Posted: Fri Oct 13, 2017 6:33 pm
by Arthur Fowler
Thanks for the feedback. Perhaps it is just because I suck at LR! Just looking at the photo again, it was taken at 25,600 ISO so I guess the situation wouldn't arise very often.

Posted: Sun Dec 03, 2017 6:19 pm
by Arthur Fowler
Bit of an update on this (not that anyone is probably interested!) in two respects.

1) I can shoot in RAW only and then use the in-camera export to JPEG function.

2) I did an experiment using two different cards following recommendations on the web. I found that the cards I had been using (Sandisk Ultra 80MB) were not the best.

Shooting continuously for 30 seconds first with RAW only, then with RAW+Fine JPEG, then RAW+Basic JPEG gave:
20 shots, 14 shots and 19 shots respectively.

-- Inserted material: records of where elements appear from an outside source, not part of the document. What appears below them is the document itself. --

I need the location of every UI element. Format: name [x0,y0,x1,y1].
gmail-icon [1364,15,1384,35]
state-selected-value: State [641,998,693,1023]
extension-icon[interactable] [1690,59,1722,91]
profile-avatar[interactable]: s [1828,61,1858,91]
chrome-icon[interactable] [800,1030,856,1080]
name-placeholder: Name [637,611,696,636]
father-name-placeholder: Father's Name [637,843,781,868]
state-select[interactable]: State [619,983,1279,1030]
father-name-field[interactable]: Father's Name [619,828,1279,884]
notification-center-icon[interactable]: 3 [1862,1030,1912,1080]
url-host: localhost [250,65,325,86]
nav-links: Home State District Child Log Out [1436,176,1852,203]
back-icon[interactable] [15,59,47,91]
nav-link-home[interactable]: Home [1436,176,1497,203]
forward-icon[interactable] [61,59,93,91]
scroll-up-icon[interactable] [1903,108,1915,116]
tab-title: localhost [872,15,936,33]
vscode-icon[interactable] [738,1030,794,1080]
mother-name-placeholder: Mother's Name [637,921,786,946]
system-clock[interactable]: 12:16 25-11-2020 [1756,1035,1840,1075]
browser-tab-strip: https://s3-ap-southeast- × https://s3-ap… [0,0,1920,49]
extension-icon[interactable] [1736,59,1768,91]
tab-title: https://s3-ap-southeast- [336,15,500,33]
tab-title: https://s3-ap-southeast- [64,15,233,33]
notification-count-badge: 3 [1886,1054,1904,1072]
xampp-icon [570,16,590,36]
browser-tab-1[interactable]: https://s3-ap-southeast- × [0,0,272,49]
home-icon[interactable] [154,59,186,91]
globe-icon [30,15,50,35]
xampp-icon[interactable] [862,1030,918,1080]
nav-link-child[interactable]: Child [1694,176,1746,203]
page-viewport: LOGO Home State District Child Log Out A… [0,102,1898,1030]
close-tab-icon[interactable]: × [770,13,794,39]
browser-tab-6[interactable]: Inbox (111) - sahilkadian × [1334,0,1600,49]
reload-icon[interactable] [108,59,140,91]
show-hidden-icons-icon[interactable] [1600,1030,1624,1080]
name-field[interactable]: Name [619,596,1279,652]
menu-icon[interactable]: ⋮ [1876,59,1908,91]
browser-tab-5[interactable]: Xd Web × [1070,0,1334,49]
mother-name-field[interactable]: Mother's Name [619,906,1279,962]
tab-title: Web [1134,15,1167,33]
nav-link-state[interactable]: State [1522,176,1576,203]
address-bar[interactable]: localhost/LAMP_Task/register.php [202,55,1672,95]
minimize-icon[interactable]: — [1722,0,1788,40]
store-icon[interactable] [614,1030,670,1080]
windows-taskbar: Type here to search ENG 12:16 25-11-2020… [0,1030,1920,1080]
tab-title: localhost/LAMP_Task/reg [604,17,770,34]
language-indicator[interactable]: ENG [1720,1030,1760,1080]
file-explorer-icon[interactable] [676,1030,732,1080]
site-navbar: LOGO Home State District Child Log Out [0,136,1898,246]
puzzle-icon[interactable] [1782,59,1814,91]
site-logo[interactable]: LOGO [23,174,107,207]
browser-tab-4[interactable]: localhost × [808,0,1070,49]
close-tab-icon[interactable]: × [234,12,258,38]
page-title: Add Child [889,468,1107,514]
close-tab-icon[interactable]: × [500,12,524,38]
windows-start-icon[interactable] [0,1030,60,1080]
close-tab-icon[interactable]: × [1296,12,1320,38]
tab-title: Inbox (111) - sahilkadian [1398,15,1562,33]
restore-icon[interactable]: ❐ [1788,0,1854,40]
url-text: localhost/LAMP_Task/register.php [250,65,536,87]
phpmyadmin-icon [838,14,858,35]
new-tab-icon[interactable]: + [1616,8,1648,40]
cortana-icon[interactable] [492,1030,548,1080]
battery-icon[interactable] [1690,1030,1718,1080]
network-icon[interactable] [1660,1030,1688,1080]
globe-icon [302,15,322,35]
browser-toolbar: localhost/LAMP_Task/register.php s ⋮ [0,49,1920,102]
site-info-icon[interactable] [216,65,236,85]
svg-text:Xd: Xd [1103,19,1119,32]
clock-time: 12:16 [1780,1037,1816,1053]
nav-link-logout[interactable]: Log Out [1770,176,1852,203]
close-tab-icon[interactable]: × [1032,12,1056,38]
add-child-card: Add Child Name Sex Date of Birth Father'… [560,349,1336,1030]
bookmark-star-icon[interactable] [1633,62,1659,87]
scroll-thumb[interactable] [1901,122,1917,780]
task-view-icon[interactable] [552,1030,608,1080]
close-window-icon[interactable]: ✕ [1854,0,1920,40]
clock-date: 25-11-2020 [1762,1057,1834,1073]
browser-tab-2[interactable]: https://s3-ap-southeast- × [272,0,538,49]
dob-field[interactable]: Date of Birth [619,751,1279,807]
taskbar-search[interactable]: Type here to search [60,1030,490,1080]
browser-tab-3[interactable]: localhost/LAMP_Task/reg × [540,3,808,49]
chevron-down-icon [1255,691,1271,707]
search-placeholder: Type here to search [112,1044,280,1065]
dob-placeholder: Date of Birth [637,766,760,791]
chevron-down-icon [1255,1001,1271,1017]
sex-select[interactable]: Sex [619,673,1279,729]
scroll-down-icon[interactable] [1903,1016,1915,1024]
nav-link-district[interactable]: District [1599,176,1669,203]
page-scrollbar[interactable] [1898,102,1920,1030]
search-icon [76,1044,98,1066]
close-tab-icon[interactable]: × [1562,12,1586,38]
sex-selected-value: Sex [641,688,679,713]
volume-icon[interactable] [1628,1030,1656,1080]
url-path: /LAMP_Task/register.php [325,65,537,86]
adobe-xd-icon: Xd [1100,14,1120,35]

I then tried the same using an Extreme Pro 95 and got:
86 shots, 57 shots and 78 shots respectively.

That is a HUGE difference!!

Posted: Mon Dec 04, 2017 7:14 pm
by Woz
RobDickinson wrote:in camera jpg is pretty rough it shouldnt be hard to get far fa better with a raw especially for low light / under exposed images.
I would normally agree with you, but recently compared my OMD EM1 to what I could get from RAW and it produces extremely good files.

Posted: Thu Dec 07, 2017 9:56 am
by wolfkiller
Arthur Fowler wrote:Thanks for the feedback. Perhaps it is just because I suck at LR! Just looking at the photo again, it was taken at 25,600 ISO so I guess the situation wouldn't arise very often.
Post the jpg on here and stick the raw in dropbox and share the link. Someone might be able to get more from the file than you can. Raw is far, far more flexible. It may be your LR presets that need adjusting.

Posted: Thu Dec 07, 2017 3:23 pm
by driver8
At high ISO, you'll likely need to tweak the white balance, up noise reduction, refine sharpen, darken shadow, and consider converting to monochrome. (In the DETAIL panel, try holding down the ALT key whilst adjusting the sliders.) The Effects - Dehaze slider can sometimes do a remarkable job from a poor-looking starting point (but also emphasises dust spots!)

Happy to spend a few mins with your file, if you wish. :)

But yes - these days, the in-camera processing does a great job with 99% of photos, and even high end smartphones have been good for 2 years.